Bio
Jerry Saltz is an American art critic who has been senior art critic and a columnist for New York magazine since 2006. Formerly the senior art critic for The Village Voice, Saltz has been nominated for the Pulitzer Prize in Criticism three times.
He is a regular judge on the reality competition television series Work of Art: The Next Great Artist, since 2010.
Throughout his career, Saltz has articulated his opinions by writing for a number of well-known publications including Village Voice, where he reigned as Senior Art Critic from 1998 to 2007, Frieze, Modern Painters, and Art in America to name a few.
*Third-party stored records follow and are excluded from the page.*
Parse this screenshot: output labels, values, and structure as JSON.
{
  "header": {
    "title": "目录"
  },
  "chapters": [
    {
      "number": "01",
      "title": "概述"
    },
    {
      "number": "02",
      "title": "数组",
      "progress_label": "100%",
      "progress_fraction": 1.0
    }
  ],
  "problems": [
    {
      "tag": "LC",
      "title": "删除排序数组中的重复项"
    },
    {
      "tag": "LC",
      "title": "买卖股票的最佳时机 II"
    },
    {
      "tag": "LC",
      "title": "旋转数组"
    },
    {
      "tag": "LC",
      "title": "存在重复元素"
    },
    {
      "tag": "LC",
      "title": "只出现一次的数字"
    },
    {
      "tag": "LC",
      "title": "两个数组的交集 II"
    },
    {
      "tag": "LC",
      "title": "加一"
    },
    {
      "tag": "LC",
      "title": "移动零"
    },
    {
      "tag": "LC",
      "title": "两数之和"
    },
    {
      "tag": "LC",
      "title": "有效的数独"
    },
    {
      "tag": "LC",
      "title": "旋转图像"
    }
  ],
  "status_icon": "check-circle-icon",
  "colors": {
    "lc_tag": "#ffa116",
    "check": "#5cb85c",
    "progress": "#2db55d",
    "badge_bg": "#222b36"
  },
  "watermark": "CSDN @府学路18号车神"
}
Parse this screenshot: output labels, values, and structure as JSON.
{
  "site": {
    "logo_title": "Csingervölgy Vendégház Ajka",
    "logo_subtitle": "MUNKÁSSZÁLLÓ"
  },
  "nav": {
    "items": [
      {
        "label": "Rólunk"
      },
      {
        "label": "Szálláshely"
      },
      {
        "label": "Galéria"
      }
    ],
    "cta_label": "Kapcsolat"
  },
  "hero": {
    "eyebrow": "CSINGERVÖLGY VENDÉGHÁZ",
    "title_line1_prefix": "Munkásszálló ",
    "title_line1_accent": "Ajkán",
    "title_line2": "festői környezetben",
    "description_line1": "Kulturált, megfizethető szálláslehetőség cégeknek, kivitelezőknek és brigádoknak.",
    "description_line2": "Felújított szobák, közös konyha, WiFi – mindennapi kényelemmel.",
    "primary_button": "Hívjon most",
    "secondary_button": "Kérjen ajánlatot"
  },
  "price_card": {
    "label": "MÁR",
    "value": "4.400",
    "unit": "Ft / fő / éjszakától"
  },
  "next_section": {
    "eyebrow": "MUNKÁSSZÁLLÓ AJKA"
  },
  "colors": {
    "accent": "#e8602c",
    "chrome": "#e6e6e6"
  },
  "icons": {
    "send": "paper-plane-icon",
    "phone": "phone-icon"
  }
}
Saltz's Village Voice columns were compiled into a book published by Figures Press, titled Seeing Out Loud: The Village Voice Art Columns, 1998-2003. A second volume of his criticism, Seeing Out Louder was recently published by Hardpress Editions.
He is the co-editor of Sketchbook with Voices with Eric Fischl.
Beyond his writing, Saltz has lectured at numerous prominent universities and museums across America, including Harvard, Yale, the Museum of Modern Art, the Guggenheim, the San Francisco Museum of Modern Art, The Cleveland Art Institute, and many others.
In 2008 The School of the Art Institute of Chicago awarded him an Honorary Doctorate.
Saltz is the founder of N.A.M.E. Gallery in his hometown of Chicago, Illinois; an artists' run gallery established in 1973, for which he has curated over 75 exhibitions. In 1995, Saltz was the sole advisor of the Whitney Biennial at the Whitney Museum of American Art.
Saltz currently resides in New York City.